Press release - 12 July, 2002
The United Kingdom is practising hypocrisy on a grand scale under the Kytoto Protocol.

Dirty coal fired power is still being exported from the United Kingdom

The United Kingdom, the supposed world leader in reducing climate-changing greenhouse gases, is exporting so much dirty energy technology to developing countries that it would cancel out half its emission reductions under the Kyoto Protocol.

A report launched by Greenpeace today has found that since 1997 the United Kindgom's UK's Export Credit Guarantee Department (ECGD) has funded coal-fired power stations in developing countries that total 13.3 million tonnes of carbon emissions each year. At the same time the UK Prime Minister Tony Blair promised to reduce the UK's emissions by 26.5 million tonnes of carbon. Meanwhile the UK's export credit agency has not funded a single renewable energy project.

"This is typical of the hypocrisy of rich Northern countries that boast about doing the right thing for the environment," said Red Constantino, of Greenpeace South East Asia. "They keep the clean technology for their own use, but they still want to make money out of dumping their dirty, old-fashioned power plants on the South. Just because there is a growing demand for energy in developing countries it doesn't mean they should have to accept dangerous, out-dated polluting power."

While the UK continues to fund the export of dirty coal technologies to poorer nations, the last coal-powered station to be built in the UK was constructed in 1972.

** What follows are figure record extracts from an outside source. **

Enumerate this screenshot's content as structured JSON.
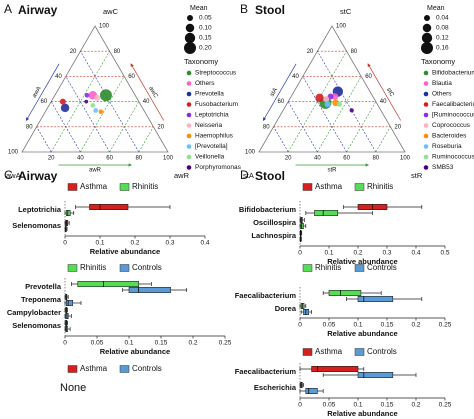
{
  "panels": [
    {
      "letter": "A",
      "title": "Airway"
    },
    {
      "letter": "B",
      "title": "Stool"
    },
    {
      "letter": "C",
      "title": "Airway"
    },
    {
      "letter": "D",
      "title": "Stool"
    }
  ],
  "chart_data": [
    {
      "type": "ternary",
      "axis_labels": {
        "a": "awA",
        "r": "awR",
        "c": "awC"
      },
      "ticks": [
        20,
        40,
        60,
        80,
        100
      ],
      "size_title": "Mean",
      "sizes": [
        0.05,
        {
          "value": 0.1,
          "label": "0.10"
        },
        0.15,
        {
          "value": 0.2,
          "label": "0.20"
        }
      ],
      "legend_title": "Taxonomy",
      "series": [
        {
          "name": "Streptococcus",
          "color": "#2e8b2e",
          "a": 0.2,
          "r": 0.35,
          "c": 0.45,
          "mean": 0.2
        },
        {
          "name": "Others",
          "color": "#ff5fc8",
          "a": 0.29,
          "r": 0.26,
          "c": 0.45,
          "mean": 0.1
        },
        {
          "name": "Prevotella",
          "color": "#1f2f9f",
          "a": 0.53,
          "r": 0.12,
          "c": 0.35,
          "mean": 0.1
        },
        {
          "name": "Fusobacterium",
          "color": "#d42020",
          "a": 0.52,
          "r": 0.08,
          "c": 0.4,
          "mean": 0.05
        },
        {
          "name": "Leptotrichia",
          "color": "#8a2be2",
          "a": 0.33,
          "r": 0.22,
          "c": 0.45,
          "mean": 0.03
        },
        {
          "name": "Neisseria",
          "color": "#ffb0c8",
          "a": 0.27,
          "r": 0.3,
          "c": 0.43,
          "mean": 0.05
        },
        {
          "name": "Haemophilus",
          "color": "#ff8c00",
          "a": 0.3,
          "r": 0.38,
          "c": 0.32,
          "mean": 0.03
        },
        {
          "name": "[Prevotella]",
          "color": "#66c2ff",
          "a": 0.33,
          "r": 0.34,
          "c": 0.33,
          "mean": 0.03
        },
        {
          "name": "Veillonella",
          "color": "#90e090",
          "a": 0.33,
          "r": 0.3,
          "c": 0.37,
          "mean": 0.03
        },
        {
          "name": "Porphyromonas",
          "color": "#4b0082",
          "a": 0.36,
          "r": 0.24,
          "c": 0.4,
          "mean": 0.02
        }
      ]
    },
    {
      "type": "ternary",
      "axis_labels": {
        "a": "stA",
        "r": "stR",
        "c": "stC"
      },
      "ticks": [
        20,
        40,
        60,
        80,
        100
      ],
      "size_title": "Mean",
      "sizes": [
        0.04,
        0.08,
        0.12,
        0.16
      ],
      "legend_title": "Taxonomy",
      "series": [
        {
          "name": "Bifidobacterium",
          "color": "#2e8b2e",
          "a": 0.35,
          "r": 0.26,
          "c": 0.39,
          "mean": 0.16
        },
        {
          "name": "Blautia",
          "color": "#ff5fc8",
          "a": 0.26,
          "r": 0.3,
          "c": 0.44,
          "mean": 0.05
        },
        {
          "name": "Others",
          "color": "#1f2f9f",
          "a": 0.22,
          "r": 0.3,
          "c": 0.48,
          "mean": 0.12
        },
        {
          "name": "Faecalibacterium",
          "color": "#d42020",
          "a": 0.37,
          "r": 0.2,
          "c": 0.43,
          "mean": 0.08
        },
        {
          "name": "[Ruminococcus]",
          "color": "#8a2be2",
          "a": 0.29,
          "r": 0.27,
          "c": 0.44,
          "mean": 0.04
        },
        {
          "name": "Coprococcus",
          "color": "#ffb0c8",
          "a": 0.33,
          "r": 0.25,
          "c": 0.42,
          "mean": 0.04
        },
        {
          "name": "Bacteroides",
          "color": "#ff8c00",
          "a": 0.28,
          "r": 0.33,
          "c": 0.39,
          "mean": 0.05
        },
        {
          "name": "Roseburia",
          "color": "#66c2ff",
          "a": 0.34,
          "r": 0.28,
          "c": 0.38,
          "mean": 0.04
        },
        {
          "name": "Ruminococcus",
          "color": "#90e090",
          "a": 0.26,
          "r": 0.36,
          "c": 0.38,
          "mean": 0.03
        },
        {
          "name": "SMB53",
          "color": "#4b0082",
          "a": 0.2,
          "r": 0.47,
          "c": 0.33,
          "mean": 0.02
        }
      ]
    },
    {
      "type": "box",
      "categories": [
        "Leptotrichia",
        "Selenomonas"
      ],
      "xlim": [
        0,
        0.4
      ],
      "xticks": [
        0,
        0.1,
        0.2,
        0.3,
        0.4
      ],
      "xlabel": "Relative abundance",
      "series": [
        {
          "name": "Asthma",
          "color": "#d42020",
          "boxes": [
            {
              "min": 0.03,
              "q1": 0.07,
              "median": 0.1,
              "q3": 0.18,
              "max": 0.3
            },
            {
              "min": 0,
              "q1": 0.002,
              "median": 0.004,
              "q3": 0.008,
              "max": 0.012
            }
          ]
        },
        {
          "name": "Rhinitis",
          "color": "#55dd55",
          "boxes": [
            {
              "min": 0,
              "q1": 0.004,
              "median": 0.008,
              "q3": 0.015,
              "max": 0.025
            },
            {
              "min": 0,
              "q1": 0.001,
              "median": 0.002,
              "q3": 0.004,
              "max": 0.006
            }
          ]
        }
      ]
    },
    {
      "type": "box",
      "categories": [
        "Prevotella",
        "Treponema",
        "Campylobacter",
        "Selenomonas"
      ],
      "xlim": [
        0,
        0.25
      ],
      "xticks": [
        0,
        0.05,
        0.1,
        0.15,
        0.2,
        0.25
      ],
      "xlabel": "Relative abundance",
      "series": [
        {
          "name": "Rhinitis",
          "color": "#55dd55",
          "boxes": [
            {
              "min": 0.01,
              "q1": 0.02,
              "median": 0.06,
              "q3": 0.115,
              "max": 0.135
            },
            {
              "min": 0,
              "q1": 0.001,
              "median": 0.002,
              "q3": 0.003,
              "max": 0.005
            },
            {
              "min": 0,
              "q1": 0.001,
              "median": 0.002,
              "q3": 0.003,
              "max": 0.004
            },
            {
              "min": 0,
              "q1": 0.001,
              "median": 0.002,
              "q3": 0.003,
              "max": 0.004
            }
          ]
        },
        {
          "name": "Controls",
          "color": "#5b9bd5",
          "boxes": [
            {
              "min": 0.09,
              "q1": 0.1,
              "median": 0.115,
              "q3": 0.165,
              "max": 0.19
            },
            {
              "min": 0,
              "q1": 0.002,
              "median": 0.005,
              "q3": 0.012,
              "max": 0.025
            },
            {
              "min": 0,
              "q1": 0.001,
              "median": 0.003,
              "q3": 0.005,
              "max": 0.01
            },
            {
              "min": 0,
              "q1": 0.001,
              "median": 0.002,
              "q3": 0.004,
              "max": 0.008
            }
          ]
        }
      ]
    },
    {
      "type": "box",
      "categories": [],
      "annotation": "None",
      "series": [
        {
          "name": "Asthma",
          "color": "#d42020",
          "boxes": []
        },
        {
          "name": "Controls",
          "color": "#5b9bd5",
          "boxes": []
        }
      ]
    },
    {
      "type": "box",
      "categories": [
        "Bifidobacterium",
        "Oscillospira",
        "Lachnospira"
      ],
      "xlim": [
        0,
        0.5
      ],
      "xticks": [
        0,
        0.1,
        0.2,
        0.3,
        0.4,
        0.5
      ],
      "xlabel": "Relative abundance",
      "series": [
        {
          "name": "Asthma",
          "color": "#d42020",
          "boxes": [
            {
              "min": 0.15,
              "q1": 0.2,
              "median": 0.25,
              "q3": 0.3,
              "max": 0.42
            },
            {
              "min": 0,
              "q1": 0.002,
              "median": 0.004,
              "q3": 0.008,
              "max": 0.015
            },
            {
              "min": 0,
              "q1": 0.001,
              "median": 0.002,
              "q3": 0.004,
              "max": 0.006
            }
          ]
        },
        {
          "name": "Rhinitis",
          "color": "#55dd55",
          "boxes": [
            {
              "min": 0.02,
              "q1": 0.05,
              "median": 0.08,
              "q3": 0.13,
              "max": 0.25
            },
            {
              "min": 0,
              "q1": 0.003,
              "median": 0.006,
              "q3": 0.012,
              "max": 0.02
            },
            {
              "min": 0,
              "q1": 0.001,
              "median": 0.002,
              "q3": 0.003,
              "max": 0.005
            }
          ]
        }
      ]
    },
    {
      "type": "box",
      "categories": [
        "Faecalibacterium",
        "Dorea"
      ],
      "xlim": [
        0,
        0.25
      ],
      "xticks": [
        0,
        0.05,
        0.1,
        0.15,
        0.2,
        0.25
      ],
      "xlabel": "Relative abundance",
      "series": [
        {
          "name": "Rhinitis",
          "color": "#55dd55",
          "boxes": [
            {
              "min": 0.04,
              "q1": 0.05,
              "median": 0.07,
              "q3": 0.105,
              "max": 0.14
            },
            {
              "min": 0,
              "q1": 0.002,
              "median": 0.004,
              "q3": 0.007,
              "max": 0.01
            }
          ]
        },
        {
          "name": "Controls",
          "color": "#5b9bd5",
          "boxes": [
            {
              "min": 0.08,
              "q1": 0.1,
              "median": 0.11,
              "q3": 0.16,
              "max": 0.21
            },
            {
              "min": 0.002,
              "q1": 0.006,
              "median": 0.01,
              "q3": 0.015,
              "max": 0.02
            }
          ]
        }
      ]
    },
    {
      "type": "box",
      "categories": [
        "Faecalibacterium",
        "Escherichia"
      ],
      "xlim": [
        0,
        0.25
      ],
      "xticks": [
        0,
        0.05,
        0.1,
        0.15,
        0.2,
        0.25
      ],
      "xlabel": "Relative abundance",
      "series": [
        {
          "name": "Asthma",
          "color": "#d42020",
          "boxes": [
            {
              "min": 0,
              "q1": 0.02,
              "median": 0.03,
              "q3": 0.1,
              "max": 0.11
            },
            {
              "min": 0,
              "q1": 0.001,
              "median": 0.002,
              "q3": 0.004,
              "max": 0.006
            }
          ]
        },
        {
          "name": "Controls",
          "color": "#5b9bd5",
          "boxes": [
            {
              "min": 0.04,
              "q1": 0.1,
              "median": 0.11,
              "q3": 0.16,
              "max": 0.2
            },
            {
              "min": 0,
              "q1": 0.01,
              "median": 0.015,
              "q3": 0.03,
              "max": 0.04
            }
          ]
        }
      ]
    }
  ]
}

The UK's export credit body has funded coal-fired power stations in the Philippines, Thailand, Malaysia, India, China, Zimbabwe, Turkey, South Africa and Indonesia. The report Exporting Pollution: Double Standards in UK Energy Exports examines in detail two in Thailand and the Philippines.

In one case, highlighted in the report, local communities in the Prachuab Khiri Khan region of Thailand are waging a battle to defeat the proposed construction of a coal power plant in an area of outstanding beauty. The local groups want renewable energy solutions, but a British company has already approached the ECGD in the hope of securing support for the coal-burning plant.

The report is part of Greenpeace's Countdown to Johannesburg, which will involve activities across the globe. Greenpeace is campaigning for governments to take the lead in global sustainability, and stop abdicating their responsibilities to corporations for protection of the planet.